In addition, those buildings will have no windows facing the residential neighborhood and the height of those buildings will be two stories, not three.
“The closest windows that actually face the neighborhood are over 300 feet away,” McCaleb said.
The project proposed “tuck under” garages, a characteristic of higher-end apartments, he said.
Other high-end elements include 70 percent or more masonry and high-quality materials.
“I can’t think of another facility that has integrated garages like this,” Rieger said.
He said the $103,000 per unit cost is unusual for Norman. The area has changed because the HealthPlex was built in the area.
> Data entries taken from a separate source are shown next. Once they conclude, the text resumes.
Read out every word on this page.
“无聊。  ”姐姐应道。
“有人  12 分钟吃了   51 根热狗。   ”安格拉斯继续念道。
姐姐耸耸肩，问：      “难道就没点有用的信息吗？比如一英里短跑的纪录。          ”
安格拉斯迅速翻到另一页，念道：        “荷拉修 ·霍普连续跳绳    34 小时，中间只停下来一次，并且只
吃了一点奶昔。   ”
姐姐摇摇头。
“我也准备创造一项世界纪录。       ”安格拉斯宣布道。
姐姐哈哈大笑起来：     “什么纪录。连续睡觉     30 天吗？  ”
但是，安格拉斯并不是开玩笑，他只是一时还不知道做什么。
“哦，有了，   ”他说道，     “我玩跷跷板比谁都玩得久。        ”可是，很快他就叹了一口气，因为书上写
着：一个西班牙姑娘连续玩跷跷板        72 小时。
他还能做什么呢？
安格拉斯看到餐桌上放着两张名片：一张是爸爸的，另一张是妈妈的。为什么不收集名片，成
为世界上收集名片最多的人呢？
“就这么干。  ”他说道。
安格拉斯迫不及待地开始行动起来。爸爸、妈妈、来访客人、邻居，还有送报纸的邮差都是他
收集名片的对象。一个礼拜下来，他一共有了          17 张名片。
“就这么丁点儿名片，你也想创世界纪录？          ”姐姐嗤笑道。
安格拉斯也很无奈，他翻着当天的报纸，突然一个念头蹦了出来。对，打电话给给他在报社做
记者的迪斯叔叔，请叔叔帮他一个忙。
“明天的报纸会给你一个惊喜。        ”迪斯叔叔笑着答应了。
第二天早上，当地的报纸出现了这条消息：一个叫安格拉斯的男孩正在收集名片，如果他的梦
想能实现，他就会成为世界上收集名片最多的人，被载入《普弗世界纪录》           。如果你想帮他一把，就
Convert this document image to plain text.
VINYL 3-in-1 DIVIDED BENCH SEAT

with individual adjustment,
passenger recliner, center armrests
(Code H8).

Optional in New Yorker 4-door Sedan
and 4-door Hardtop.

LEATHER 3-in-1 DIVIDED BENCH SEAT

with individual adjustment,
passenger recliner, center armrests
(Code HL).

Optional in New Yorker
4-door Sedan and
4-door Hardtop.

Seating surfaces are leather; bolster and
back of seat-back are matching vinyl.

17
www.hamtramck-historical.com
Rieger said 25 acres of high-density residential was planned for across the street, but the high-density residential was lost in the shuffle when the hospital came along, leaving a shortage of high density, which is needed, Rieger said.
The complex would target young professionals and will have 65 percent one bedroom units.
Protester Heath Hans said the funding from Housing and Urban Development is making the project possible.
He said with interest costs so low, he questions why HUD financing is needed.
“In 2008 when the market dropped, things changed at that corner,” Hans said.
He urged the city council to hold on and believe that commercial growth will come to that corner.
Hans said available funding right now for multifamily is what is pushing that development, but multifamily does not meet the area’s needs.
“I think the HUD financing was mischaracterized,” former council member Hal Ezzell said. He spoke in favor of the project.